We’re always told that the Soviet Union wasn’t really Communism, that it was corrupted by Stalin. Communism is a pure thing, idealistic, with only the best interests of everyone at heart. Well, the murder of the Royal Family seems to have occurred before the “corruption” set in, and I doubt you’d find Communists more pure of heart than the Ural Regional Soviet of the Workers’ and Peasants’ Government.
But we can’t disparage Communism, lest the wonderful idea of the enlightened collective –– gently directed, at first, until the wisdom of the people achieves its own consciousness — cease to be a shining goal. So here’s quartz.com‘s description of the event:
Russia’s last tsar, his wife, and their five children were murdered amid the tumult of the Bolshevik revolution 100 years ago today (July 17).
Amid the tumult.
One of those things that just … happened in the chaos of the times. When you have a lot of tumult, well, stuff happens. Somehow.
It would be inconvenient to note that Communism is born in killing, thrives in killing, exceeds at killing, and depends on killing. But that wasn’t real Communism! Really? In 1919, newborn and pure, not even that was Communism?
By all means, make the argument: tell me that a system of human and economic relations cooked up by some hairy unemployed guy with goat-strength BO scribbling in the public library got it right, and everyone who saw in his words the means to power got it wrong.
Published in General
Thanks! My point was mostly about the “amid the tumult” phrasing, as a way of demonstrating the hesitance some have when they confront what the Communists did.
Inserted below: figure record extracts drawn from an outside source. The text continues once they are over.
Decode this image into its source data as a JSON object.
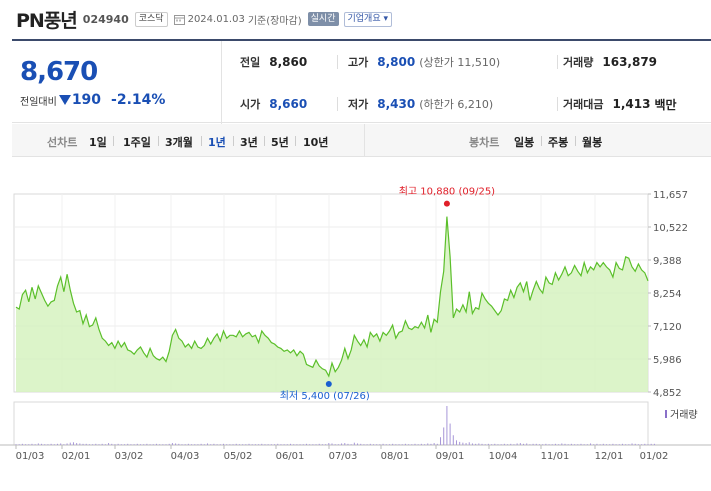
{
  "header": {
    "name": "PN풍년",
    "code": "024940",
    "market": "코스닥",
    "date": "2024.01.03",
    "basis": "기준(장마감)",
    "realtime": "실시간",
    "company_info": "기업개요"
  },
  "price": {
    "current": "8,670",
    "change_label": "전일대비",
    "change_amount": "190",
    "change_percent": "-2.14%",
    "direction": "down",
    "color": "#1a4fb4"
  },
  "info": {
    "prev_label": "전일",
    "prev_value": "8,860",
    "high_label": "고가",
    "high_value": "8,800",
    "upper_limit": "(상한가 11,510)",
    "volume_label": "거래량",
    "volume_value": "163,879",
    "open_label": "시가",
    "open_value": "8,660",
    "low_label": "저가",
    "low_value": "8,430",
    "lower_limit": "(하한가 6,210)",
    "amount_label": "거래대금",
    "amount_value": "1,413",
    "amount_unit": "백만"
  },
  "tabs": {
    "line_label": "선차트",
    "line_tabs": [
      "1일",
      "1주일",
      "3개월",
      "1년",
      "3년",
      "5년",
      "10년"
    ],
    "active": "1년",
    "candle_label": "봉차트",
    "candle_tabs": [
      "일봉",
      "주봉",
      "월봉"
    ]
  },
  "chart_data": {
    "type": "area",
    "yticks": [
      "11,657",
      "10,522",
      "9,388",
      "8,254",
      "7,120",
      "5,986",
      "4,852"
    ],
    "ylim": [
      4852,
      11657
    ],
    "xticks": [
      "01/03",
      "02/01",
      "03/02",
      "04/03",
      "05/02",
      "06/01",
      "07/03",
      "08/01",
      "09/01",
      "10/04",
      "11/01",
      "12/01",
      "01/02"
    ],
    "high_annotation": "최고 10,880 (09/25)",
    "low_annotation": "최저 5,400 (07/26)",
    "high_value": 10880,
    "low_value": 5400,
    "volume_legend": "거래량",
    "line_color": "#5bbf2a",
    "fill_color": "#d6f2c0",
    "high_color": "#e0202a",
    "low_color": "#1a5fd0",
    "series": [
      {
        "values": [
          7770,
          7700,
          8200,
          8350,
          7950,
          8450,
          8050,
          8500,
          8250,
          8000,
          7800,
          7950,
          8000,
          8500,
          8800,
          8300,
          8900,
          8350,
          7900,
          7600,
          7650,
          7200,
          7500,
          7100,
          7150,
          7400,
          7000,
          6700,
          6600,
          6450,
          6550,
          6350,
          6600,
          6400,
          6550,
          6300,
          6250,
          6150,
          6300,
          6400,
          6200,
          6050,
          6350,
          6100,
          6000,
          5950,
          6050,
          5900,
          6250,
          6800,
          7000,
          6700,
          6600,
          6400,
          6500,
          6350,
          6600,
          6400,
          6350,
          6450,
          6700,
          6500,
          6700,
          6850,
          6600,
          6950,
          6700,
          6800,
          6800,
          6750,
          6950,
          6750,
          6850,
          6900,
          6750,
          6800,
          6550,
          6950,
          6800,
          6700,
          6550,
          6500,
          6400,
          6350,
          6250,
          6300,
          6200,
          6300,
          6100,
          6250,
          6150,
          5800,
          5750,
          5700,
          5950,
          5750,
          5650,
          5600,
          5400,
          5850,
          5550,
          5700,
          5950,
          6350,
          6000,
          6300,
          6800,
          6600,
          6450,
          6650,
          6400,
          6900,
          6750,
          6850,
          6600,
          6900,
          6800,
          6950,
          7150,
          6700,
          6900,
          6950,
          7300,
          7050,
          7000,
          7100,
          7050,
          7250,
          7050,
          7500,
          6900,
          7350,
          7250,
          8300,
          9000,
          10880,
          9500,
          7400,
          7700,
          7600,
          7850,
          7600,
          8300,
          7550,
          7750,
          7700,
          8250,
          8050,
          7900,
          7800,
          7650,
          7500,
          7650,
          8050,
          8000,
          8350,
          8100,
          8450,
          8600,
          8300,
          8650,
          8000,
          8350,
          8650,
          8400,
          8250,
          8800,
          8600,
          8550,
          8950,
          8700,
          8900,
          9150,
          8850,
          8950,
          9200,
          9000,
          8850,
          9300,
          8950,
          9150,
          9050,
          9300,
          9150,
          9300,
          9150,
          9050,
          8800,
          9300,
          9100,
          9050,
          9500,
          9450,
          9150,
          9000,
          9250,
          9050,
          8950,
          8670
        ]
      }
    ],
    "volume": [
      0.02,
      0.02,
      0.03,
      0.02,
      0.02,
      0.03,
      0.02,
      0.04,
      0.03,
      0.02,
      0.02,
      0.03,
      0.02,
      0.03,
      0.04,
      0.02,
      0.04,
      0.06,
      0.07,
      0.05,
      0.04,
      0.03,
      0.03,
      0.02,
      0.02,
      0.03,
      0.02,
      0.03,
      0.02,
      0.05,
      0.03,
      0.02,
      0.03,
      0.02,
      0.02,
      0.03,
      0.02,
      0.02,
      0.03,
      0.02,
      0.02,
      0.03,
      0.02,
      0.02,
      0.03,
      0.02,
      0.02,
      0.02,
      0.03,
      0.05,
      0.04,
      0.03,
      0.02,
      0.02,
      0.03,
      0.02,
      0.02,
      0.02,
      0.03,
      0.02,
      0.04,
      0.02,
      0.03,
      0.02,
      0.02,
      0.03,
      0.02,
      0.02,
      0.02,
      0.03,
      0.02,
      0.02,
      0.02,
      0.03,
      0.02,
      0.02,
      0.02,
      0.03,
      0.02,
      0.02,
      0.02,
      0.02,
      0.03,
      0.02,
      0.02,
      0.02,
      0.03,
      0.02,
      0.02,
      0.02,
      0.02,
      0.03,
      0.02,
      0.02,
      0.02,
      0.03,
      0.02,
      0.02,
      0.05,
      0.04,
      0.02,
      0.02,
      0.04,
      0.05,
      0.03,
      0.02,
      0.06,
      0.04,
      0.03,
      0.02,
      0.02,
      0.03,
      0.02,
      0.02,
      0.02,
      0.03,
      0.02,
      0.02,
      0.03,
      0.02,
      0.02,
      0.02,
      0.03,
      0.02,
      0.02,
      0.03,
      0.02,
      0.03,
      0.02,
      0.04,
      0.03,
      0.05,
      0.03,
      0.2,
      0.45,
      1.0,
      0.55,
      0.25,
      0.12,
      0.08,
      0.06,
      0.05,
      0.07,
      0.04,
      0.03,
      0.04,
      0.03,
      0.02,
      0.03,
      0.02,
      0.03,
      0.02,
      0.02,
      0.03,
      0.02,
      0.03,
      0.02,
      0.04,
      0.05,
      0.03,
      0.04,
      0.02,
      0.03,
      0.03,
      0.02,
      0.02,
      0.03,
      0.02,
      0.02,
      0.03,
      0.02,
      0.04,
      0.03,
      0.02,
      0.03,
      0.02,
      0.02,
      0.03,
      0.02,
      0.02,
      0.04,
      0.02,
      0.03,
      0.02,
      0.03,
      0.02,
      0.02,
      0.03,
      0.02,
      0.02,
      0.03,
      0.02,
      0.02,
      0.04,
      0.03,
      0.02,
      0.02,
      0.03,
      0.02,
      0.03,
      0.03
    ]
  }
}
Having nine decades of murder and even worse oppression. There is a kind of nobility in trying but failing to do the right thing. Not even trying is the worse crime.
While he was in power could his murder have been justified, sure. After he stepped down and brought in a transitional Government, which he did not seek to undermine, there was no justification for his death. It was straight up murder a criminal and evil act.
Crystal clear no.
Communism under Stalin was nationalists the Internationalist character of it was a front designed to aid Russian interests alone. Stalin’s Russia was more complete form of National Socialism at home if what you mean by Socialism is that the government is in full control of the economy. Fascists tended to preserve some capitalism and have vast but still somewhat curtailed social control, but only compared to Stalin’s Russia.
Yea, that was kinda the point.
As they say about the dead lawyers, “Well, it’s a good start.”
Though it is interesting to note that God doesn’t seem to be a collectivist.
Huh. He actually did know where the bodies were buried.
I’m not sure which “he” you mean, but according to Robert K. Massie’s book, The Romanovs: The Final Chapter, it was not a simple matter to find the remains, and when they were found, to verify that they were really the Romanovs.
Not to mention a sickly adolescent boy who would’ve died of hemophilia…
Like any other secret, this one was probably difficult to keep. To kill an entire family and their servants it would probably have to be done at one time. If 10 people were required to eliminate them in one night that would mean, not counting those who gave they order a hundred people would know within a very short period of time of their execution. That 100 people would in turn tell a 100 more, and so on. Even with purges there would be a certain amount of people that knew the order was given, and carried out. Knowing the exact location of the burial might have been more difficult.
If each of the ten that carried out the order told one person, then 20 would know, then 40, then 60, and so on.